In the quantitative method, content validity ratio (CVR) and content validity index (CVI) were confirmed. To do this, 15 experts were requested to state their views for each item on the basis of 3 parts spectrum of “it is necessary”, “it is useful but not necessary” and “it is not necessary”. By attention that the number of experts were 15, so CVR amount on the basis of Lawshe table should be 0.49 to its content validity become confirmed. As CVR for all questions was higher than 0.49, so content validity was confirmed.
To assess CVI, the experts reviewed each item on the basis of relevance, simplicity and clarity. The results were applied in the questionnaire. The questionnaire reliability was assessed through Cronbach Alpha on 40 rural women with similar demographic characteristics with the study population. The questionnaire Cronbach Alpha was higher than 70%.

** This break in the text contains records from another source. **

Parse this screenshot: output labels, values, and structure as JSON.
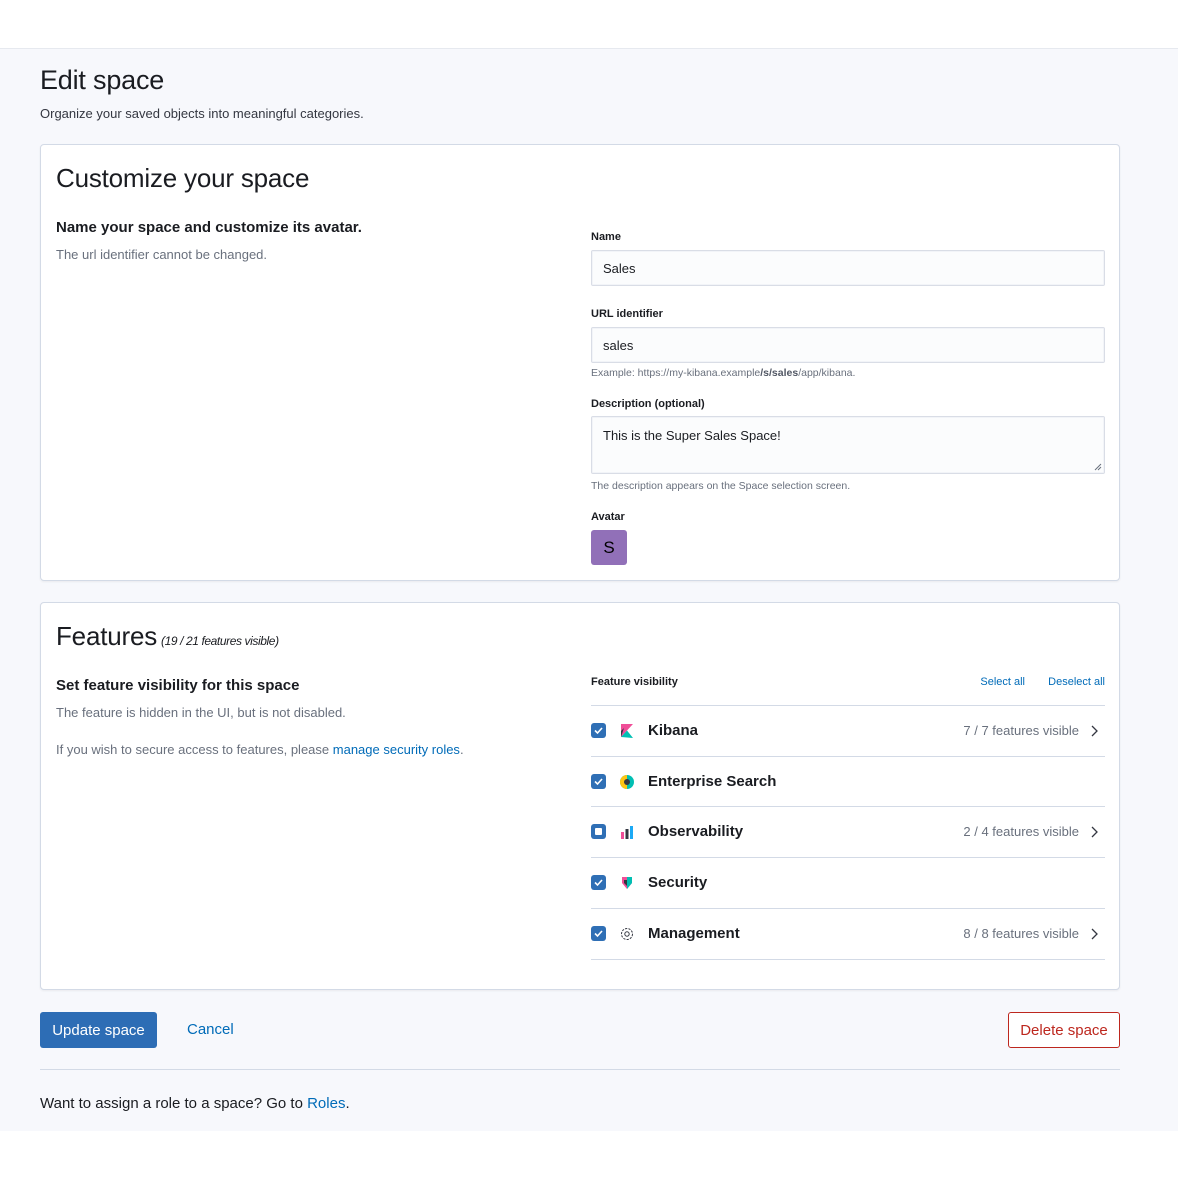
{
  "page": {
    "title": "Edit space",
    "subtitle": "Organize your saved objects into meaningful categories."
  },
  "customize": {
    "title": "Customize your space",
    "desc_title": "Name your space and customize its avatar.",
    "desc_text": "The url identifier cannot be changed.",
    "name_label": "Name",
    "name_value": "Sales",
    "url_label": "URL identifier",
    "url_value": "sales",
    "url_help_prefix": "Example: https://my-kibana.example",
    "url_help_bold": "/s/sales",
    "url_help_suffix": "/app/kibana.",
    "description_label": "Description (optional)",
    "description_value": "This is the Super Sales Space!",
    "description_help": "The description appears on the Space selection screen.",
    "avatar_label": "Avatar",
    "avatar_initial": "S",
    "avatar_color": "#9170b8"
  },
  "features": {
    "title": "Features",
    "count": "(19 / 21 features visible)",
    "desc_title": "Set feature visibility for this space",
    "desc_text": "The feature is hidden in the UI, but is not disabled.",
    "secure_prefix": "If you wish to secure access to features, please ",
    "secure_link": "manage security roles",
    "secure_suffix": ".",
    "visibility_label": "Feature visibility",
    "select_all": "Select all",
    "deselect_all": "Deselect all",
    "rows": [
      {
        "name": "Kibana",
        "count": "7 / 7 features visible",
        "state": "checked",
        "icon": "kibana-logo-icon"
      },
      {
        "name": "Enterprise Search",
        "count": "",
        "state": "checked",
        "icon": "enterprise-search-logo-icon"
      },
      {
        "name": "Observability",
        "count": "2 / 4 features visible",
        "state": "indeterminate",
        "icon": "observability-logo-icon"
      },
      {
        "name": "Security",
        "count": "",
        "state": "checked",
        "icon": "security-logo-icon"
      },
      {
        "name": "Management",
        "count": "8 / 8 features visible",
        "state": "checked",
        "icon": "gear-icon"
      }
    ]
  },
  "actions": {
    "update": "Update space",
    "cancel": "Cancel",
    "delete": "Delete space"
  },
  "footer": {
    "prefix": "Want to assign a role to a space? Go to ",
    "link": "Roles",
    "suffix": "."
  },
  "colors": {
    "primary": "#2d6db5",
    "link": "#006bb8",
    "danger": "#bd271e"
  }
}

Path analysis was used to assesses PMT and predict preventive behavior of skin cancer. The used indices were Chi2 which its insignificant amount indicates theoretical fitness with the data, the ratio of chi2 to degree of freedom in which the amount lower than 3 is preferred, and comparative fit index (CFI), goodness of fit index (GFI), adjusted goodness of fit index (AGFI), normed fit index (NFI) which amounts higher than 0.9 is favorable for all these items. Regarding root mean square error of approximation (RMSEA) and root mean square of residuals (RMSR), the amounts lower than 0.05 is very good and 0.08 is acceptable (22).
The collected data were analyzed using SPSS 22 and LISREL8.8 through intraclass correlation coefficient, maximum likelihood method and correlation matrix. The linear structural relations model (LISREL) was used to determine whether the data fit the model.